Réfléchissez: combien d’objets y a-t-il chez vous vous aimez? Il me semble qu’il ne faut pas se focaliser sur l’objet robot en tant que tel. C’est-à-dire qu’il faut élargir la réflexion aux comportements que vous avez dans d’autres circonstances. Pour dire des banalités terribles, les gens adorent leur iPhone, ou leur voiture. Un des plus grands anthropologues de notre génération, Alfred Gell (auteur notamment de l’essai Art and Agency, publié en 1998, NDLR), qui a travaillé sur l’anthropologie de l’art, a écrit tout un passage sur les voitures. Il expliquait justement comment lui-même était littéralement reconnaissant à sa vieille voiture d’occasion de fonctionner. Donc il y a un rapport qui est plus réciproque qu’on ne le croit, même s’il ne faut pas exagérer.
En quoi la créativité “nourrie” des intelligences artificielles est-elle différente de la créativité humaine si l’on considère qu’on ne crée jamais en partant de rien?
Si vous êtes un pur matérialiste, il n’y a pas de raison de postuler une différence fondamentale essentielle entre les deux. Par contre, il y a mille raisons de postuler des différences effectives sur le plan technique, technologique, etc. Les robots actuels ne sont pas du tout prêts encore, malgré leurs très grands progrès, de faire d’innombrables choses qui nous caractérisent. C’est un premier élément de réponse. Mais je pense qu’il y a un deuxième élément qu’il ne faut pas oublier, et qui est presque plus important, c’est qu’on n’a pas forcément envie que les robots fassent tout ce que nous savons faire. Par exemple, une IA qui peut composer de la musique comme Bach, personnellement, ça ne m’intéresse pas du tout. Je ne peux parler que pour moi, bien sûr. Mais même si je ne suis pas mélomane et que je confondrais probablement la production de l’un et de l’autre, ce n’est pas ça qui m’intéresse dans la musique. Ce qui m’intéresse, c’est l’arrière-fond d’un semblable, d’une émotion, d’un corps humain, de quelqu’un, une expérience commune.
Mais ce qui intéresse les gens qui produisent de la musique “à la Bach”, c’est surtout un aspect économique, non? Le fait qu’ils peuvent ainsi générer de la musique sans devoir payer les gens qui autrement seraient nécessaires…

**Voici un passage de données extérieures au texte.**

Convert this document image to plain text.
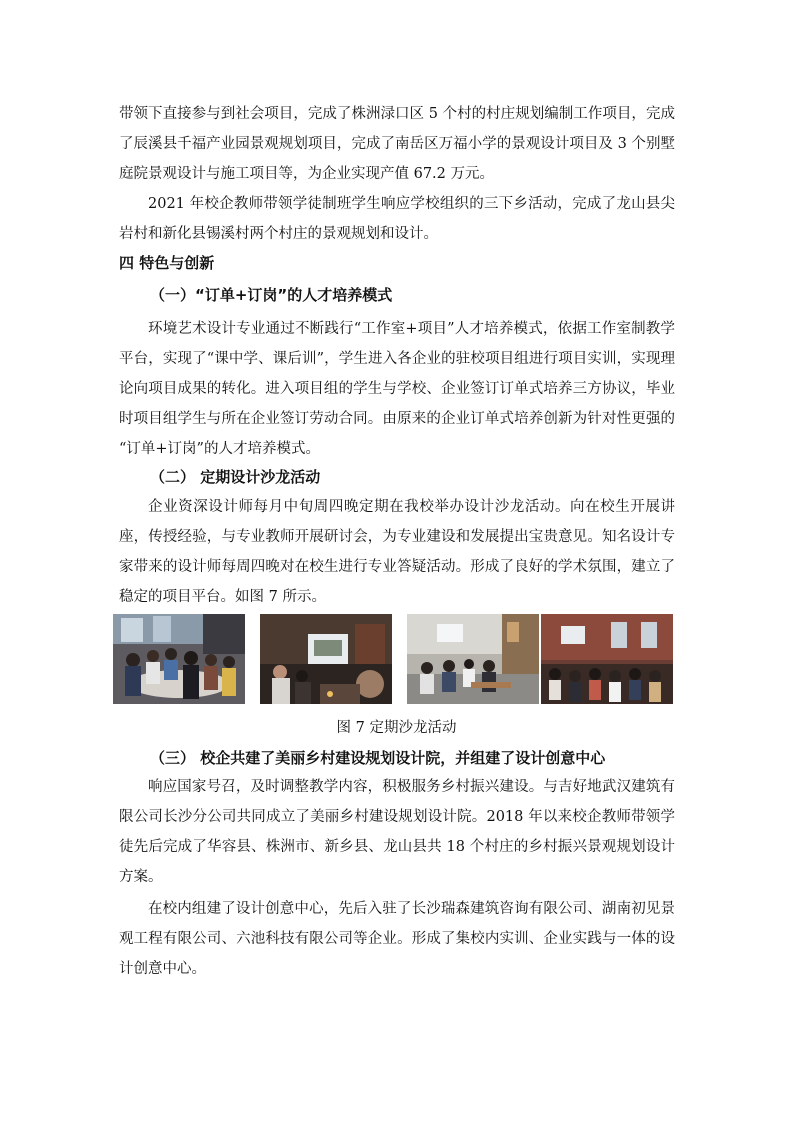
带领下直接参与到社会项目，完成了株洲渌口区 5 个村的村庄规划编制工作项目，完成了辰溪县千福产业园景观规划项目，完成了南岳区万福小学的景观设计项目及 3 个别墅庭院景观设计与施工项目等，为企业实现产值 67.2 万元。

2021 年校企教师带领学徒制班学生响应学校组织的三下乡活动，完成了龙山县尖岩村和新化县锡溪村两个村庄的景观规划和设计。

四 特色与创新

（一）“订单+订岗”的人才培养模式

环境艺术设计专业通过不断践行“工作室+项目”人才培养模式，依据工作室制教学平台，实现了“课中学、课后训”，学生进入各企业的驻校项目组进行项目实训，实现理论向项目成果的转化。进入项目组的学生与学校、企业签订订单式培养三方协议，毕业时项目组学生与所在企业签订劳动合同。由原来的企业订单式培养创新为针对性更强的 “订单+订岗”的人才培养模式。

（二） 定期设计沙龙活动

企业资深设计师每月中旬周四晚定期在我校举办设计沙龙活动。向在校生开展讲座，传授经验，与专业教师开展研讨会，为专业建设和发展提出宝贵意见。知名设计专家带来的设计师每周四晚对在校生进行专业答疑活动。形成了良好的学术氛围，建立了稳定的项目平台。如图 7 所示。

图 7 定期沙龙活动

（三） 校企共建了美丽乡村建设规划设计院，并组建了设计创意中心

响应国家号召，及时调整教学内容，积极服务乡村振兴建设。与吉好地武汉建筑有限公司长沙分公司共同成立了美丽乡村建设规划设计院。2018 年以来校企教师带领学徒先后完成了华容县、株洲市、新乡县、龙山县共 18 个村庄的乡村振兴景观规划设计方案。

在校内组建了设计创意中心，先后入驻了长沙瑞森建筑咨询有限公司、湖南初见景观工程有限公司、六池科技有限公司等企业。形成了集校内实训、企业实践与一体的设计创意中心。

Vous avez complètement raison. D’ailleurs les robots humanoïdes n’existent pas à l’heure actuelle: ils n’existent que sous forme de prototypes parce qu’ils ne sont pas économiquement intéressants. Ca n’existera que s’il y a des ressorts économiques, financiers, etc., pour les développer. Il y a là des choix sociaux, économiques, politiques sérieux, avec lesquels on peut ne pas être d’accord, même si on s’intéresse à la technologie. Bruno Latour a très bien montré ça pour la technologie: les choses n’existent que si on mobilise énormément d’éléments pour les faire exister.
Peut-on dire aujourd’hui que les robots intelligents et l’IA ont des limites?
Je crois sérieusement qu’on vit une révolution incroyable en ce moment. Honnêtement, on peut poser des limites réalistes à ce que peuvent faire les robots aujourd’hui ou dans les cinq ans, les dix ans à venir, par rapport à ce qui est déjà fonctionnant ou ce qu’on sait faire fonctionner actuellement. Mais si on continue d’investir économiquement et intellectuellement autant qu’on le fait aujourd’hui dans les robots ou dans l’intelligence artificielle, je crois que personne d’honnête ne peut dire, sinon de façon idiote, que « les robots ne feront jamais ça ». On ne peut absolument pas dire de quoi ils seront capables.